Bendita a Palavra do Senhor, que nos arranca das trevas, nos liberta da solidão, nos tira de nossa estreiteza de mente e de coração!

”Fala-me da vida: preciso Te escutar!
Fala da Verdade que vai me libertar!”


sábado, 1 de setembro de 2018

Homilia para o XXII Domingo Comum - ano B

Dt 4,1-2.6-8
Sl 14
Tg 1,17-18.21b-22.27
Mc 7,1-8.14-15.21-23

Vivemos num mundo de muitos mestres, de muitas opiniões, de muita gente entendida sobre tudo que fala sobre tudo... Há tantos caminhos, tantas propostas, tanta gente com ares de sábio... Os meios de comunicação nos propõem tantas coisas: livros, televisão, rádio, internet, jornais, revistas... E, no entanto, para nós, que cremos, o Senhor que nos orienta e educa na Sua santa Palavra, recebida, guardada, crida, contemplada e ensinada pela Igreja, o Senhor é o único Caminho, a única Verdade, a única Luz! O que vem Dele, o que é concorde com Ele encaminha, faz viver verdadeiramente, ilumina; o que Dele afasta é maléfico, desencaminha, joga-nos na mentira da ilusão, faz-nos viver na treva! É disso que fala a Palavra de Deus deste Domingo santo.
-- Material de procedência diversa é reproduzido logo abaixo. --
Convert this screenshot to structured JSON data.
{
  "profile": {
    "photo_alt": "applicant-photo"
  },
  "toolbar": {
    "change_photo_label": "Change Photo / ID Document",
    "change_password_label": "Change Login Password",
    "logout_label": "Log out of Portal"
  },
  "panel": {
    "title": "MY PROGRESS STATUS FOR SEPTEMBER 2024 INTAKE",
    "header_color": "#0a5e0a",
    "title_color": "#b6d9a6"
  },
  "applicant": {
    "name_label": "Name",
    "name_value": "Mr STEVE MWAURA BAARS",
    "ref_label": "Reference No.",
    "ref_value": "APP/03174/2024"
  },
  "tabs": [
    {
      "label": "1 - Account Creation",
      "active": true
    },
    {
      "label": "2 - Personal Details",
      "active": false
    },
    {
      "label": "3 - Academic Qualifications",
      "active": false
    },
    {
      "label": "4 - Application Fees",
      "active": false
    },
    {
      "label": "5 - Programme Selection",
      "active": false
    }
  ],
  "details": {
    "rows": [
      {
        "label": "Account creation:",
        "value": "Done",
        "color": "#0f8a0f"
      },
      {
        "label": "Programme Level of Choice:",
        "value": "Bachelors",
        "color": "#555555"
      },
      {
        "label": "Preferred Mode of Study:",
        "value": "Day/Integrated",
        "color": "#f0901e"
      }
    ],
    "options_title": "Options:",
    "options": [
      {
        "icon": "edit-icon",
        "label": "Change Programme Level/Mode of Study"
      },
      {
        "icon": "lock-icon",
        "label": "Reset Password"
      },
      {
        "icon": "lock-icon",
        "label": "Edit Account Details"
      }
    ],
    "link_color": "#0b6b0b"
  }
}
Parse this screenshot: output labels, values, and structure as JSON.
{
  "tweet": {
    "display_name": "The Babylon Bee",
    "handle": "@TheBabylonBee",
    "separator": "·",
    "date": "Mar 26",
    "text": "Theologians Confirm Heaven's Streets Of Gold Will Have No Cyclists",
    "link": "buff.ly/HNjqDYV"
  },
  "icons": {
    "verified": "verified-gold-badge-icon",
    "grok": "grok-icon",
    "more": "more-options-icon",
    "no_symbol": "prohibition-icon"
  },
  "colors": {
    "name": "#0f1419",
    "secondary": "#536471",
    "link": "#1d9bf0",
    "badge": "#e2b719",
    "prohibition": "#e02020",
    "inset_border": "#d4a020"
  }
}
A grande tentação do nosso tempo, caríssimos em Cristo, é pensar que nossa razão é o critério da verdade, é a medida do bem e do mal. Assim, é certo, é bom, é aceitável o que nós julgamos ser ou o que a maioria, o senso comum julgam ser bom. Se agora o divórcio é um bem, então que seja; se nos tempos atuais a união homossexual é norma, então que seja aprovada; se nos cânones da ciência manipular embriões humanos é correto, então vá lá; se todo mundo tem numa boa relações pré-matrimoniais, então para que se opor? Ideologia de gênero, aborto, tudo isto, na medida do homem imerso em sua própria medida pecaminosa, vai sendo apresentado e propagado e defendido como bem, como moderno, como libertador, como humanizador, como louvável... Eis aqui: o homem agora se julga adulto, emancipado, liberado: ele próprio julga poder definir sua vida, construí-la a seu modo. Para que um Deus que me diga o que fazer? Para que uma Igreja com ares de mãe e de mestra? Ninguém precisa mais disso! Esta é a mentalidade hodierna...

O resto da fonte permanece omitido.